L’indice de référence chinois CSI 300 a chuté de 2,2 % mardi, craignant que l’inflation des matières premières n’interfère avec le rythme de la politique d’assouplissement.

La Chine est le plus grand importateur de pétrole au monde, achetant pour plus de 257 milliards de dollars de brut l’année dernière, selon les statistiques officielles. Chang s’attend à ce que Pékin ordonne aux raffineurs de pétrole appartenant à l’État de réduire leurs bénéfices et d’utiliser le contrôle des prix du carburant pour protéger les consommateurs. La Chine importe environ 15% de son pétrole de Russie et pourrait être en mesure de payer des prix plus bas pour ces importations en raison de la baisse de la demande des États-Unis et de l’Europe, a-t-elle ajouté.

Inflation modérée

L’inflation à la consommation en Chine a été relativement modérée, en partie parce que les épidémies sporadiques de coronavirus et les restrictions introduites pour les contrôler ont ralenti la croissance de la demande des consommateurs. L’inflation à la production s’est également atténuée ces derniers mois après avoir bondi l’an dernier sous l’effet de la flambée des prix des métaux et du charbon.

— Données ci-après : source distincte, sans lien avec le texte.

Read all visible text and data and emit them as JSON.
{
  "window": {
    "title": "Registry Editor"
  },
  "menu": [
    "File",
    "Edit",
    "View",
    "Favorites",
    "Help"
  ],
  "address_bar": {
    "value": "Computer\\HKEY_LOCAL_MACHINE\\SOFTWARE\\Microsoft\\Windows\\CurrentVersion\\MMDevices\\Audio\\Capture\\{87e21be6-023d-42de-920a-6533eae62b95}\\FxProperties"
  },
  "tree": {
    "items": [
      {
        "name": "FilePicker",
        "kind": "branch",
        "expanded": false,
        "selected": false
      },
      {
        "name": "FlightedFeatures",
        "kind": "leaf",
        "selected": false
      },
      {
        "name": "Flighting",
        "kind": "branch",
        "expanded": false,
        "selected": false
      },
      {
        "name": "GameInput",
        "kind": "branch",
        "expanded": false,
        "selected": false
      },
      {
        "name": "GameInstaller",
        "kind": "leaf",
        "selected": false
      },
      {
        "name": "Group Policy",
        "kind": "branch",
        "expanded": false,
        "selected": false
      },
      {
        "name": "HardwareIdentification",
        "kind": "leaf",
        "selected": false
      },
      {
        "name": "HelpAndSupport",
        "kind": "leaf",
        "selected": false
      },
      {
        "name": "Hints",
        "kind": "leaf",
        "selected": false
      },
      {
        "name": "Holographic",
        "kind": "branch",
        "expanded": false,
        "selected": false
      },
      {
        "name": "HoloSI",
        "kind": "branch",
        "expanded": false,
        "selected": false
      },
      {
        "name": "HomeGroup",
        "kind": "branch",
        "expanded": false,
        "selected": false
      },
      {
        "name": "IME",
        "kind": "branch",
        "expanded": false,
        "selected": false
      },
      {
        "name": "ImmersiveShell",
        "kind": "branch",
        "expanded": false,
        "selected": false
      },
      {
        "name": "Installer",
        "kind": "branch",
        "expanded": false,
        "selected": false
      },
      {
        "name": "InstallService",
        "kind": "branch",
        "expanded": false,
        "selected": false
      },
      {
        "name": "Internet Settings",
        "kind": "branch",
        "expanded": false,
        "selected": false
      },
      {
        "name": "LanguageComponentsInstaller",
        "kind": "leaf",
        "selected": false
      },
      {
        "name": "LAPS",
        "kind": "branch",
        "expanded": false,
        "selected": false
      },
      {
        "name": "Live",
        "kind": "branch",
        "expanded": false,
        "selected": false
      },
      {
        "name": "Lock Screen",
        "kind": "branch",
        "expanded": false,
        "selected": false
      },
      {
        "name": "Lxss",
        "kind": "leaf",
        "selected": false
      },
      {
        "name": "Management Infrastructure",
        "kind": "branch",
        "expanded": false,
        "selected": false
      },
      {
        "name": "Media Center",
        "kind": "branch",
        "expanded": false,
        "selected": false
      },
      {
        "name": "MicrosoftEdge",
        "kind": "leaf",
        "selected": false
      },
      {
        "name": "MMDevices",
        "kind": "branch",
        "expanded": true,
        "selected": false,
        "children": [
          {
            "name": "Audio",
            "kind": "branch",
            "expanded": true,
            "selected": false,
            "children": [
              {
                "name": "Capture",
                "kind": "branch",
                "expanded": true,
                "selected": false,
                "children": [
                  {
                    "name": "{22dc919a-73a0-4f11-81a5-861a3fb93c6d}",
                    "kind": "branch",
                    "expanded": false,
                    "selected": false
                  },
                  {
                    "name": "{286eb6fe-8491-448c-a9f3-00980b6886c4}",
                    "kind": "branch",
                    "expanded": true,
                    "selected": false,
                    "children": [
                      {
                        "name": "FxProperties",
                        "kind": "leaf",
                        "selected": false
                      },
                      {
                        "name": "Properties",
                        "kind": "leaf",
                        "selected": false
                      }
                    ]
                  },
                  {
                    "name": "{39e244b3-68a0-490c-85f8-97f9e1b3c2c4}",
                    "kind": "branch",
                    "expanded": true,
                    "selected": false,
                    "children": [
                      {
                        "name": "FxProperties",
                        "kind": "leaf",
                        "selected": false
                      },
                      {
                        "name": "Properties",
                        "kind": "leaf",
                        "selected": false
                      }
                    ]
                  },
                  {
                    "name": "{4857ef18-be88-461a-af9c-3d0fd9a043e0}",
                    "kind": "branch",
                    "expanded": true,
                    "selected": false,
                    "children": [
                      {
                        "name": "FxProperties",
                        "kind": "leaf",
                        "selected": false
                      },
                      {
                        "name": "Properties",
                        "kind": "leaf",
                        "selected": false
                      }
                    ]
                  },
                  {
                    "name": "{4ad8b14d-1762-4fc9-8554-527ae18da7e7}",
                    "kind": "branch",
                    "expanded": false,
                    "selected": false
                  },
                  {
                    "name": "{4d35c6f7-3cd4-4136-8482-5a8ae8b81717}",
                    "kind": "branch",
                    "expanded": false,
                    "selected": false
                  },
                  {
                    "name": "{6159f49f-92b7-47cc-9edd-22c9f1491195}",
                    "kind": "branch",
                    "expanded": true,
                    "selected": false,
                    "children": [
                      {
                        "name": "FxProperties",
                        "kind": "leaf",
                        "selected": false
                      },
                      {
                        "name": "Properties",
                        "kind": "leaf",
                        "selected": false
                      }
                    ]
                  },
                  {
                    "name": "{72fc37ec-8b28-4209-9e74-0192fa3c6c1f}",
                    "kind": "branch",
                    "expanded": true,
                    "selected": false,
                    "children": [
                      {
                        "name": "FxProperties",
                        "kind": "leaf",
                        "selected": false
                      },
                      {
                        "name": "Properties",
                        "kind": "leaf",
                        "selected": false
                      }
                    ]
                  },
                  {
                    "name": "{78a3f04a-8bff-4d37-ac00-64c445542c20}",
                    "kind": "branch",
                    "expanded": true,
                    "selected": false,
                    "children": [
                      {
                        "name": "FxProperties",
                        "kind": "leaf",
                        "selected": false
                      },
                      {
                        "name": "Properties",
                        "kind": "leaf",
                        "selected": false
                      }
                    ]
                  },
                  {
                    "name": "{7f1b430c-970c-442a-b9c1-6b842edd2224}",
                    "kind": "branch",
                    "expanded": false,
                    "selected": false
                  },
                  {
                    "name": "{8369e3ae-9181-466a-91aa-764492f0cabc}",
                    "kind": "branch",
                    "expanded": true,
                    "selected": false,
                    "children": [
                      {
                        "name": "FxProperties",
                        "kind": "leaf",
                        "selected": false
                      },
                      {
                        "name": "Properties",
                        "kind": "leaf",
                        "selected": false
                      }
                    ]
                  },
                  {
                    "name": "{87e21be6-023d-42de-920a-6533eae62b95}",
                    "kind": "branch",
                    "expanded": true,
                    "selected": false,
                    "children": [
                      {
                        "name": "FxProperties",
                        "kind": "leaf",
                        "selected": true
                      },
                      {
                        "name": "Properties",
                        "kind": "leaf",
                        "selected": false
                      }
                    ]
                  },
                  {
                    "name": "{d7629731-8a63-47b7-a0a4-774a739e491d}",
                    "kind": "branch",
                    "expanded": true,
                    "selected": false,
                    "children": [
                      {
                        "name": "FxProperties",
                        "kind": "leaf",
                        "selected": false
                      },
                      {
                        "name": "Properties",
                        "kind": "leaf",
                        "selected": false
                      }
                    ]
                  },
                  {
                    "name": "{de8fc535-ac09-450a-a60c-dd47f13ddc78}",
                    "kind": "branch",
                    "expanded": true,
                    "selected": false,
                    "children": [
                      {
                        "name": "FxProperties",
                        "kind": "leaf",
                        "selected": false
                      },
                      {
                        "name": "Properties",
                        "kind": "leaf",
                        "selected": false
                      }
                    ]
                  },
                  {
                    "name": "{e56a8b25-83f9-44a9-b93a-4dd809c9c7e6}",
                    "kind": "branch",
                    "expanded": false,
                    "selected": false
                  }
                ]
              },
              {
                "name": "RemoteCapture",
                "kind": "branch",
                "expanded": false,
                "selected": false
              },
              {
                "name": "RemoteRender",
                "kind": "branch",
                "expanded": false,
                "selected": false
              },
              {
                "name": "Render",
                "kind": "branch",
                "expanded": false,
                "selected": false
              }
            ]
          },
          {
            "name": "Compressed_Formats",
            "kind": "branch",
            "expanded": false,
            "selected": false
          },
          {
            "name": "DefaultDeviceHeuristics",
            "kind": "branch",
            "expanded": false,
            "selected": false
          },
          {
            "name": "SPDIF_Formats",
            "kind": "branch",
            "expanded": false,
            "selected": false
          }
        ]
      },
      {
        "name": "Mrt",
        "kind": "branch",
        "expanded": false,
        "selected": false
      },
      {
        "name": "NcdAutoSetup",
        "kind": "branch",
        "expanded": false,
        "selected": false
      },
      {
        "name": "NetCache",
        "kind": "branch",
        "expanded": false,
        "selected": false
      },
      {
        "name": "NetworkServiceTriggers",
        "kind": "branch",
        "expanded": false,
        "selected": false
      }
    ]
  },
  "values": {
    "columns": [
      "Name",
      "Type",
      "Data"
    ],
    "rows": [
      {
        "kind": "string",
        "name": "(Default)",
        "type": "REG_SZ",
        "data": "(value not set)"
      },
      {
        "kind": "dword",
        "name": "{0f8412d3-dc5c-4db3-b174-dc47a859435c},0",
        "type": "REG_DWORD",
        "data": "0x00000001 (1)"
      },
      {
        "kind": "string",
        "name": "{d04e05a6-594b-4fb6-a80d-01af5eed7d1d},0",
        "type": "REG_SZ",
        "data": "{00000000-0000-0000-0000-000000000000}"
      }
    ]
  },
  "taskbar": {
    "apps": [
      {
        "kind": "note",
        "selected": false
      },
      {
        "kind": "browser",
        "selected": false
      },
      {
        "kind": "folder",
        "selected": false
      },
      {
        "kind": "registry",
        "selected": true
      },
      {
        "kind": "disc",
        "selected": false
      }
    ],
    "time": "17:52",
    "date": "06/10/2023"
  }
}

Pang s’attend à ce que l’inflation des prix à la production atteigne 5 % cette année, soit 2 points de pourcentage de plus que ce qui avait été estimé avant la crise ukrainienne. L’impact sur l’inflation à la consommation sera plus modéré, compte tenu de la plus faible répercussion des prix à la production sur les prix de détail. Les prix des céréales et du porc ont également suivi une tendance à la baisse, ce qui contribuerait à maintenir l’inflation à la consommation en dessous de l’objectif de 3 % du gouvernement, a-t-il déclaré.

Les responsables chinois ont minimisé la menace. Les sources nationales de pétrole brut et de gaz naturel sont diversifiées et une part “très élevée” est sous contrat à long terme, a déclaré lundi Lian Weiliang, vice-président de la Commission nationale du développement et de la réforme.

Il existe un certain nombre d’incertitudes quant à la trajectoire de la guerre en Ukraine, notamment si les États-Unis et l’Europe prolongent les sanctions ou interdisent les importations d’énergie, et si la Chine augmentera ses importations en provenance de Russie.

“L’impact à long terme dépend de la durée et de l’impact des sanctions et des relations de la Chine avec la Russie”, a déclaré Xu Jianwei, économiste senior pour la grande Chine chez Natixis SA.

Un autre facteur qui pourrait amortir l’impact du prix du pétrole est que le charbon et les énergies renouvelables constituent l’essentiel de la production d’électricité du pays.

“Les prix de l’électricité seront stables tant que les prix du charbon resteront stables, et donc la base des prix de l’énergie sera stable”, a déclaré lundi Hu Zucai, vice-président de la NDRC.

Louis Kuijs, économiste en chef pour l’Asie-Pacifique chez S&P Global Ratings, a déclaré que contrairement à des économies comme la Corée du Sud et Taïwan, la Chine produit une part substantielle de sa consommation d’énergie fossile. Cependant, la hausse des prix du pétrole “signifie que la réalisation de l’objectif de croissance relativement ambitieux pour 2022 d'”environ 5,5%” nécessitera davantage de mesures pour soutenir la croissance”, a-t-il déclaré.